The Pensions Regulator (TPR) has published a consultation on a revised code of practice for defined benefit (DB) scheme funding.
The results of the consultation will enable TPR to set a benchmark for good standards of compliance, expected to come into force at the end of 2021. These will be implemented in line with the introduction of the Pension Schemes Bill laid before Parliament in January.
Under TPR’s proposals, schemes will be able to choose a ‘fast track’ or ‘bespoke’ approach to submitting a valuation. If a trustee is able to demonstrate that a scheme’s funding and investment meets TPR’s guidelines for a compliant scheme, it will be able to follow the fast track approach, which will be subject to little regulatory interaction.
The bespoke track, which will be subject to greater regulatory scrutiny, will provide flexibility for schemes that have taken a different approach to scheme funding.
The consultation also proposes that all schemes must set a long-term objective, which should represent a low dependency basis for funding. In addition, TPR will routinely consider asset allocation and set limits around the level of investment risk schemes should take at different maturities to qualify for the fast track.
David Fairs, executive director of regulatory policy at TPR, said: “We want to make sure pensions have the necessary long-term approach to ensure savers get the benefits they expect. Today, we are setting out our expectations about how trustees should manage risks in an integrated way when planning their scheme’s long-term funding and investment strategies.
“With most DB schemes closed to new members and/or future accruals, we can expect them to be significantly mature in 15-to-20 years’ time, with the majority of their members retired. These schemes will be more vulnerable to risks associated with poor funding levels and shorter investment horizons. Therefore, trustees should aim to reduce their scheme’s reliance on the sponsoring employer as they mature.
“We want to be confident our expectations are effective and appropriate for trustees and, in turn, the savers in these schemes.”
Marian Elliott, managing director at Redington, added: “The consultation sets out a well-thought-through and welcome approach from TPR, and the new code should rightly focus trustees’ and sponsors minds on planning for the longer term, rather than focusing on getting each valuation over the line.
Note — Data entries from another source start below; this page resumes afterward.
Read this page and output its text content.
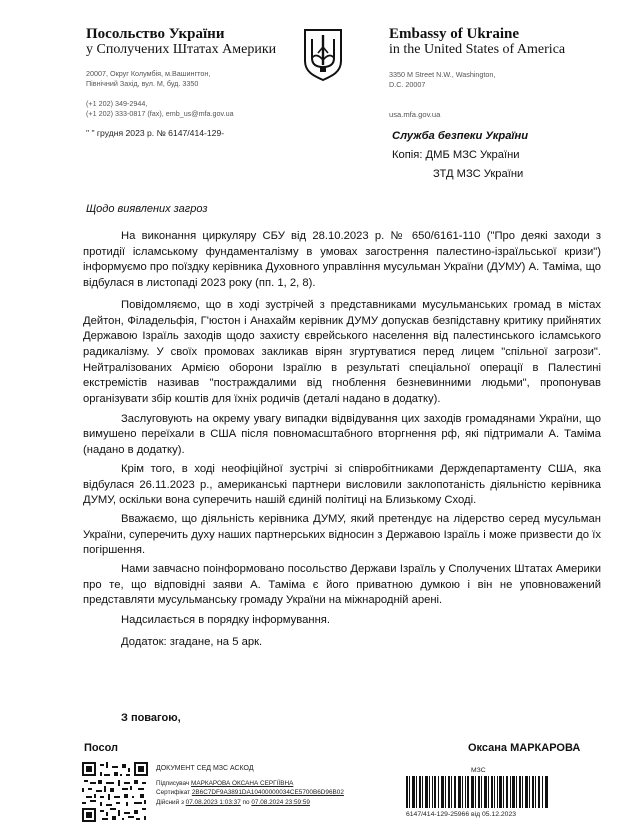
Посольство України
у Сполучених Штатах Америки
20007, Округ Колумбія, м.Вашингтон,
Північний Захід, вул. М, буд. 3350
(+1 202) 349-2944,
(+1 202) 333-0817 (fax), emb_us@mfa.gov.ua
" " грудня 2023 р. № 6147/414-129-
Embassy of Ukraine
in the United States of America
3350 M Street N.W., Washington,
D.C. 20007
usa.mfa.gov.ua
Служба безпеки України
Копія: ДМБ МЗС України
ЗТД МЗС України
Щодо виявлених загроз

На виконання циркуляру СБУ від 28.10.2023 р. № 650/6161-110 ("Про деякі заходи з протидії ісламському фундаменталізму в умовах загострення палестино-ізраїльської кризи") інформуємо про поїздку керівника Духовного управління мусульман України (ДУМУ) А. Таміма, що відбулася в листопаді 2023 року (пп. 1, 2, 8).

Повідомляємо, що в ході зустрічей з представниками мусульманських громад в містах Дейтон, Філадельфія, Г'юстон і Анахайм керівник ДУМУ допускав безпідставну критику прийнятих Державою Ізраїль заходів щодо захисту єврейського населення від палестинського ісламського радикалізму. У своїх промовах закликав вірян згуртуватися перед лицем "спільної загрози". Нейтралізованих Армією оборони Ізраїлю в результаті спеціальної операції в Палестині екстремістів називав "постраждалими від гноблення безневинними людьми", пропонував організувати збір коштів для їхніх родичів (деталі надано в додатку).

Заслуговують на окрему увагу випадки відвідування цих заходів громадянами України, що вимушено переїхали в США після повномасштабного вторгнення рф, які підтримали А. Таміма (надано в додатку).

Крім того, в ході неофіційної зустрічі зі співробітниками Держдепартаменту США, яка відбулася 26.11.2023 р., американські партнери висловили заклопотаність діяльністю керівника ДУМУ, оскільки вона суперечить нашій єдиній політиці на Близькому Сході.

Вважаємо, що діяльність керівника ДУМУ, який претендує на лідерство серед мусульман України, суперечить духу наших партнерських відносин з Державою Ізраїль і може призвести до їх погіршення.

Нами завчасно поінформовано посольство Держави Ізраїль у Сполучених Штатах Америки про те, що відповідні заяви А. Таміма є його приватною думкою і він не уповноважений представляти мусульманську громаду України на міжнародній арені.

Надсилається в порядку інформування.

Додаток: згадане, на 5 арк.

З повагою,
Посол	Оксана МАРКАРОВА
ДОКУМЕНТ СЕД МЗС АСКОД
Підписувач МАРКАРОВА ОКСАНА СЕРГІЇВНА
Сертифікат 2B6C7DF9A3891DA10400000034CE5700B6D96B02
Дійсний з 07.08.2023 1:03:37 по 07.08.2024 23:59:59
МЗС
6147/414-129-25966 від 05.12.2023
“It is also likely to reduce running costs for those schemes where a fast track approach is feasible. This will be particularly welcome for smaller schemes where the cost of professional advice is a high proportion of scheme assets.
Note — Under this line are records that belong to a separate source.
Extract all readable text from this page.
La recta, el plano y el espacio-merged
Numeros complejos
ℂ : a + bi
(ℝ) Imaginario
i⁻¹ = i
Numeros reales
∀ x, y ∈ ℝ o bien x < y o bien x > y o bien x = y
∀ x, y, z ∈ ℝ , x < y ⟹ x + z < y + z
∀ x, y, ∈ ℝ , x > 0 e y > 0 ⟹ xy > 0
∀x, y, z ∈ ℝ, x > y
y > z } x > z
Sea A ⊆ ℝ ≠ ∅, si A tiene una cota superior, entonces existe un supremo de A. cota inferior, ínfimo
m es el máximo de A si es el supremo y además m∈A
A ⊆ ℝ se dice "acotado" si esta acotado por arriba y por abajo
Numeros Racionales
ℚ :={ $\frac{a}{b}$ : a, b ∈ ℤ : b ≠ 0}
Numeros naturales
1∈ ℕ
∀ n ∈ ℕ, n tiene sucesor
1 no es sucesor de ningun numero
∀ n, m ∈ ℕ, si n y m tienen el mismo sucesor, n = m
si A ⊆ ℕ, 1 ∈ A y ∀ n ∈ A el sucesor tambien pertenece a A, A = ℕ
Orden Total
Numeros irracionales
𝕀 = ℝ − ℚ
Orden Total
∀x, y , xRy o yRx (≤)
“That said, the devil will be in the detail. For example, the approach to covenant strength and maturity could cause some unintended consequences. The way in which open schemes are treated may also result in some difficult interactions, particularly for multi-employer and industry wide schemes where a change in funding approach might be difficult with a wide group of participants and stakeholders.
“While overall a positive direction of travel, we would encourage all schemes to respond to the consultation and put forward their own specific circumstances and how these might be affected by the principles outlined in this consultation.
“The greater engagement that TPR receives in response to the consultation, the more likely that the eventual code will be workable for the majority of DB schemes and that unintended or unforeseen adverse consequences for schemes in particularly unique positions can be avoided”.
The consultation will be open to responses until 2 June 2020.